Cassette Synth Plays With Speed Control

Tape may not sound that great compared to vinyl, but cassette players can be tons of fun when it comes to making your own music. See for instance the Mellotron, or this relatively easy DIY alternative, [Rich Bernett]’s Cassettone cassette player synth.

The Cassettone works by substituting the trim pot that controls the speed of the tape player’s motor with a handful of potentiometers. These are each activated with momentary buttons located underneath the wooden keys. In the video after the break, [Rich] gives a complete and detailed guide to building your own. There’s also a polished Google doc that includes a schematic and the pattern pieces for making the cabinet.

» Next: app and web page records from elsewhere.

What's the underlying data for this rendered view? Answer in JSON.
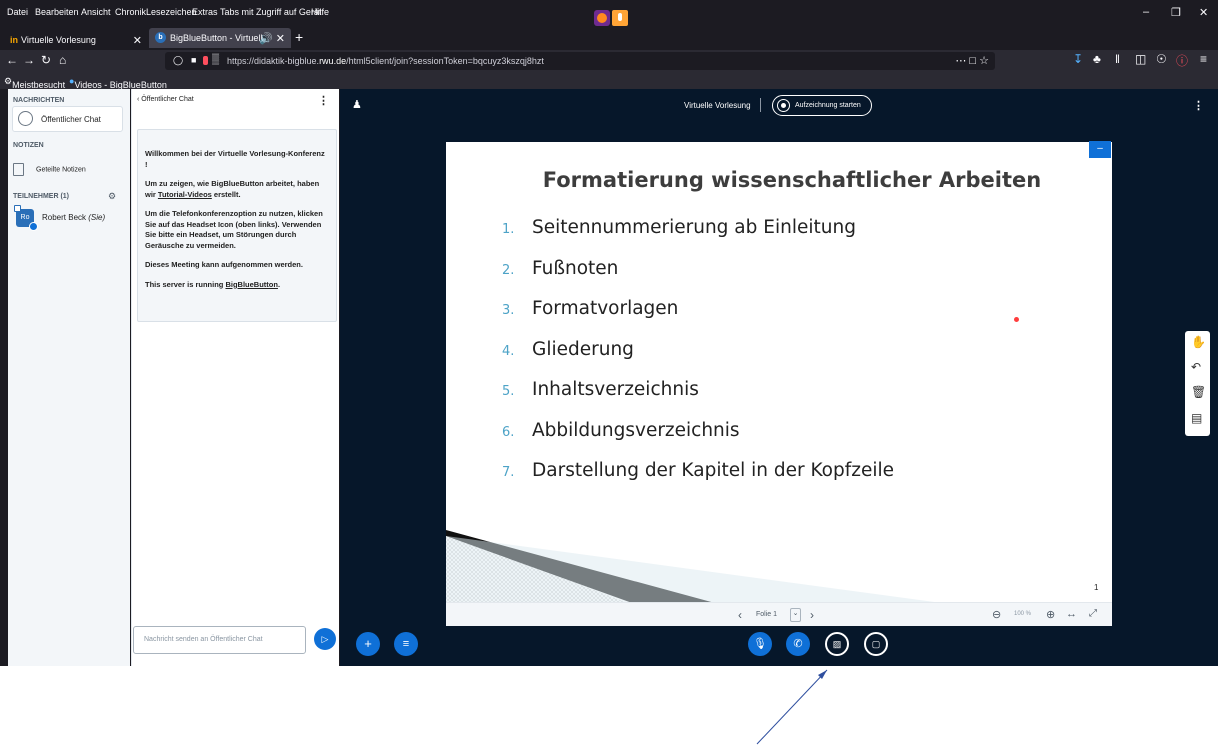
{
  "menubar": {
    "items": [
      "Datei",
      "Bearbeiten",
      "Ansicht",
      "Chronik",
      "Lesezeichen",
      "Extras",
      "Tabs mit Zugriff auf Gerät",
      "Hilfe"
    ]
  },
  "tabs": [
    {
      "label": "Virtuelle Vorlesung",
      "logo": "in"
    },
    {
      "label": "BigBlueButton - Virtuelle Vo",
      "active": true
    }
  ],
  "urlbar": {
    "prefix": "https://didaktik-bigblue.",
    "domain": "rwu.de",
    "path": "/html5client/join?sessionToken=bqcuyz3kszqj8hzt"
  },
  "bookmarks": [
    "Meistbesucht",
    "Videos - BigBlueButton"
  ],
  "sidebar": {
    "messages_title": "NACHRICHTEN",
    "public_chat": "Öffentlicher Chat",
    "notes_title": "NOTIZEN",
    "shared_notes": "Geteilte Notizen",
    "participants_title": "TEILNEHMER (1)",
    "user_initials": "Ro",
    "user_name": "Robert Beck",
    "user_you": "(Sie)"
  },
  "chat": {
    "back_label": "Öffentlicher Chat",
    "welcome_1a": "Willkommen bei der ",
    "welcome_1b": "Virtuelle Vorlesung",
    "welcome_1c": "-Konferenz !",
    "welcome_2a": "Um zu zeigen, wie BigBlueButton arbeitet, haben wir ",
    "welcome_2link": "Tutorial-Videos",
    "welcome_2b": " erstellt.",
    "welcome_3a": "Um die Telefonkonferenzoption zu nutzen, klicken Sie auf das Headset Icon (oben links). ",
    "welcome_3b": "Verwenden Sie bitte ein Headset, um Störungen durch Geräusche zu vermeiden.",
    "welcome_4": "Dieses Meeting kann aufgenommen werden.",
    "welcome_5a": "This server is running ",
    "welcome_5link": "BigBlueButton",
    "welcome_5b": ".",
    "input_placeholder": "Nachricht senden an Öffentlicher Chat"
  },
  "stage": {
    "meeting_title": "Virtuelle Vorlesung",
    "record_label": "Aufzeichnung starten"
  },
  "slide": {
    "title": "Formatierung wissenschaftlicher Arbeiten",
    "items": [
      {
        "n": "1.",
        "t": "Seitennummerierung ab Einleitung"
      },
      {
        "n": "2.",
        "t": "Fußnoten"
      },
      {
        "n": "3.",
        "t": "Formatvorlagen"
      },
      {
        "n": "4.",
        "t": "Gliederung"
      },
      {
        "n": "5.",
        "t": "Inhaltsverzeichnis"
      },
      {
        "n": "6.",
        "t": "Abbildungsverzeichnis"
      },
      {
        "n": "7.",
        "t": "Darstellung der Kapitel in der Kopfzeile"
      }
    ],
    "page_number": "1",
    "folie_label": "Folie 1",
    "zoom": "100 %"
  },
  "colors": {
    "accent": "#0f70d7",
    "stage_bg": "#06172a",
    "browser_bg": "#1c1b22",
    "item_number": "#4da3c7",
    "arrow": "#2f4f9f"
  }
}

Speaking of which, isn’t the case design nice? It’s built out of craft plywood but aged with varnish and Mod-Podged bits and bobs from vintage electronics magazines. This really looks like a fun little instrument to play.

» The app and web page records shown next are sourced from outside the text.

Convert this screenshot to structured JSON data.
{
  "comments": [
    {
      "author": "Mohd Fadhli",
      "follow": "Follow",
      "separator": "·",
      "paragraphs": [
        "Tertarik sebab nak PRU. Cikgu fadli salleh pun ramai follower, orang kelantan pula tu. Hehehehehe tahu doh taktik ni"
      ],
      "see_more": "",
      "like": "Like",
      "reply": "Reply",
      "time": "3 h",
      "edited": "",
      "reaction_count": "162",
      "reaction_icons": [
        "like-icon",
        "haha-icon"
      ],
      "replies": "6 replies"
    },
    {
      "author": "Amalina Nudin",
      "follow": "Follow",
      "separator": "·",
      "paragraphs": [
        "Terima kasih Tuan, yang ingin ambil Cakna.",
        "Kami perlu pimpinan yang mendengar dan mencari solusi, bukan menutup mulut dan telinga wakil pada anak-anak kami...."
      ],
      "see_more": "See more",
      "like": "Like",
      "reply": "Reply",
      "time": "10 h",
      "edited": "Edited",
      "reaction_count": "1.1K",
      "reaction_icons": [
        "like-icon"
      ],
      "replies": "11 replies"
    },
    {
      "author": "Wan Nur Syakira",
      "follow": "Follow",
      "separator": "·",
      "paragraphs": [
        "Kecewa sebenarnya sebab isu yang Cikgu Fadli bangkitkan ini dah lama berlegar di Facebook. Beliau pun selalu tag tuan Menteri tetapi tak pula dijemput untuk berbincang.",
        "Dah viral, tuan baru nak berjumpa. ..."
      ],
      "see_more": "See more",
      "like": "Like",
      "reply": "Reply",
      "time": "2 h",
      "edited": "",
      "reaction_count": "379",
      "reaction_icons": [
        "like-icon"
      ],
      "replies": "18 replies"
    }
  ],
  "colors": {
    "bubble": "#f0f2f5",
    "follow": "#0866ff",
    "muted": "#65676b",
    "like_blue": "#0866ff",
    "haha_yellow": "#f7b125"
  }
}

Would you rather control your tape synth with a MIDI keyboard? Just add Arduino.

Thanks for the tip, [midierror]!

10 thoughts on “Cassette Synth Plays With Speed Control

  1. This is such a fun synth. Thank you for the nice tutorial. I’m going to have to build one for myself, and it’s also given me some ideas for a different project I’m working on

  2. This is a terrific project. It’s a very simple hack, electronically, and of course there have been tons of cassette player speed mods done, but the thought and polish put into making this a complete device really show, and the key movement is a great design.

    I plan to build my own, though I’ll probably need to modify things for the cheap walkman I already have — and I’d advise anybody looking at doing this to look at tape loops instead of going to the trouble of recording 30-45 minutes of sine wave per cassette side.

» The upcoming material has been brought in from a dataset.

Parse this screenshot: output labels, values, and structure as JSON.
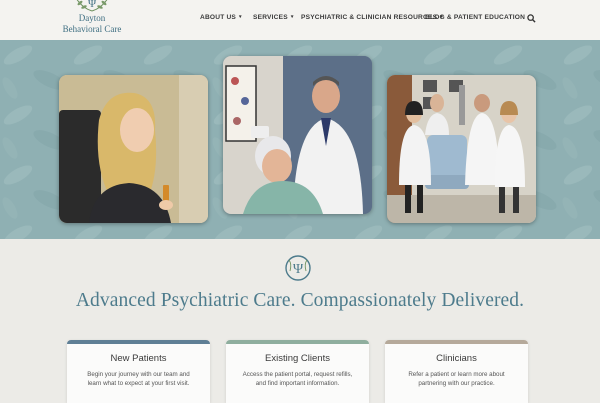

  3. “Tape may not sound that great compared to vinyl”

    The best tape recordings can sound better than the best vinyl recordings, when using a high quality tape recorder and tape. A nice 30IPS reel to reel sounds excellent.

    The problem is in the sound quality of the compact cassette…

    1. Specifically, the cheap, consumer grade compact cassette, like what we’re all used to.

      It’s worth mentioning that those old Beatles and Zeppelin albums were all recorded onto reel-to-reel tape before they were cut and pressed to vinyl. If tape really sounded worse than vinyl, then you would still hear the bottleneck in fidelity on all those old records.